Vous avez publié un article sur le Medef et les soucis de Mme Parisot concernant la mise en danger des entreprises face aux charges grandissantes. Sur la page suivant vous faites part des indemnités de départ, pour mauvais résultats, de M. Le Fur (Sanofi) qui ne percevra, dans un premier temps, que la moitié de ses indemnités, à savoir 2,705 millions d’euros pour 2 ans de présence, et 2,384 millions de stock-options. Pauvres dirigeants !

Après les indemnités de M. Zacharias (Vinci), des dirigeants de Carrefour, EADS, et autres, ce monde du travail n’est plus acceptable. Dans ces grands groupes, les cadres et grands dirigeants se privilégient sur le dos des salariés qui triment pour assurer les résultats.

Nous sommes revenus des décennies en arrière, et sous une autre forme « d’esclavagisme ».

Le « monde dirigeant » de notre pays n’est en rien représentatif de la population : minorités d’adhérents, exclusivité de gens arrivant des grandes écoles et du secteur public qui ne comprennent rien aux besoins de vie des citoyens et qui sont éloignés de toute réalité. Ils démontrent tous les jours que l’instruction ne fait pas l’intelligence.

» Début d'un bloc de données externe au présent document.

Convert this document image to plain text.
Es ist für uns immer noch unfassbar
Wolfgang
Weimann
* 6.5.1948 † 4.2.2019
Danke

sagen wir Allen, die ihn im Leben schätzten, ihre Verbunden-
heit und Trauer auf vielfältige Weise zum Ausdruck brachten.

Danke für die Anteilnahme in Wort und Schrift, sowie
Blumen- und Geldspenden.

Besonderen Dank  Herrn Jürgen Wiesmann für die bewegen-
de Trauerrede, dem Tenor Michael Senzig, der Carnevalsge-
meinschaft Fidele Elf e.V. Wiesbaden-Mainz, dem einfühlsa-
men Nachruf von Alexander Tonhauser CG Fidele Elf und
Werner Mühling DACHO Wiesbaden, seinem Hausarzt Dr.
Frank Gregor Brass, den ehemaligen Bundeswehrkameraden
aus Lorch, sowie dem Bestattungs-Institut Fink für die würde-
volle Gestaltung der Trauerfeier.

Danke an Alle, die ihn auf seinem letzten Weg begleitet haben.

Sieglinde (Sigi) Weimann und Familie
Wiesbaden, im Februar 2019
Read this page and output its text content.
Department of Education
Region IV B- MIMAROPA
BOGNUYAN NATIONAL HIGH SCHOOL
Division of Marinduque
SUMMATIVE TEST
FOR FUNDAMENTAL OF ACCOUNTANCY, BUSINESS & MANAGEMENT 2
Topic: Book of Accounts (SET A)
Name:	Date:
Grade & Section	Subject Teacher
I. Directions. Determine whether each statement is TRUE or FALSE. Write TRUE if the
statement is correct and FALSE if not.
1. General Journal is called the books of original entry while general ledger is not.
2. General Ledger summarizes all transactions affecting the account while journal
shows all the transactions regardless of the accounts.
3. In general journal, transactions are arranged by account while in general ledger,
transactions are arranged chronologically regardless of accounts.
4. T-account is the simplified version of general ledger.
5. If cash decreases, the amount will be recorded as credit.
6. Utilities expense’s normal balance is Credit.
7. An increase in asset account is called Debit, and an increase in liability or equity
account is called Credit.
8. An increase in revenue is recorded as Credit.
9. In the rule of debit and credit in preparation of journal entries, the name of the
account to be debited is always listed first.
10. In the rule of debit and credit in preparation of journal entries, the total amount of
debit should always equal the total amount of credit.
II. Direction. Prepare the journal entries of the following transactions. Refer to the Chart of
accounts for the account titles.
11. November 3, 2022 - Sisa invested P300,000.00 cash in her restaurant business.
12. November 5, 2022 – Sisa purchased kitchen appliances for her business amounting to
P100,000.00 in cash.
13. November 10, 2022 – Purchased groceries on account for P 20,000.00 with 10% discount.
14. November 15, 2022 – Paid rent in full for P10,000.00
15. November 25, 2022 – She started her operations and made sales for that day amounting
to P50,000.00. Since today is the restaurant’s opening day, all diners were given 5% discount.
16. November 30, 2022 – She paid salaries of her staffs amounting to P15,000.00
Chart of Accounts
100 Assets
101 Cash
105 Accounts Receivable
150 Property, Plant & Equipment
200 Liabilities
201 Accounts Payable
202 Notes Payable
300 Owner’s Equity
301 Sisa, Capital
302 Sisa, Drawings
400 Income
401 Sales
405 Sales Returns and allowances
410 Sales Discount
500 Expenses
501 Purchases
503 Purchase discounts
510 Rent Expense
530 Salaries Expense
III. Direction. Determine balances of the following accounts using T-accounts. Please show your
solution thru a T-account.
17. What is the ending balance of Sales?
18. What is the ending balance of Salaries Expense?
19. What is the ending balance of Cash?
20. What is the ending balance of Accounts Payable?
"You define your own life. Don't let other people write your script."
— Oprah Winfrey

Les gros salaires accordés sont une insulte pour la majorité des salariés et retraités de ce pays. […]

Peut-être serait-il souhaitable de voir le retour de vrais patrons, propriétaires de leurs entreprises qui savaient les pérenniser. Aujourd’hui, ce ne sont plus que des directeurs et des cadres qui pensent posséder la science infuse, l’avis de toute autre catégorie de salariés étant négligeable et méprisable. Ce pays manque de gens honnêtes et de bon sens qui dirigent les affaires sur le moyen et long terme.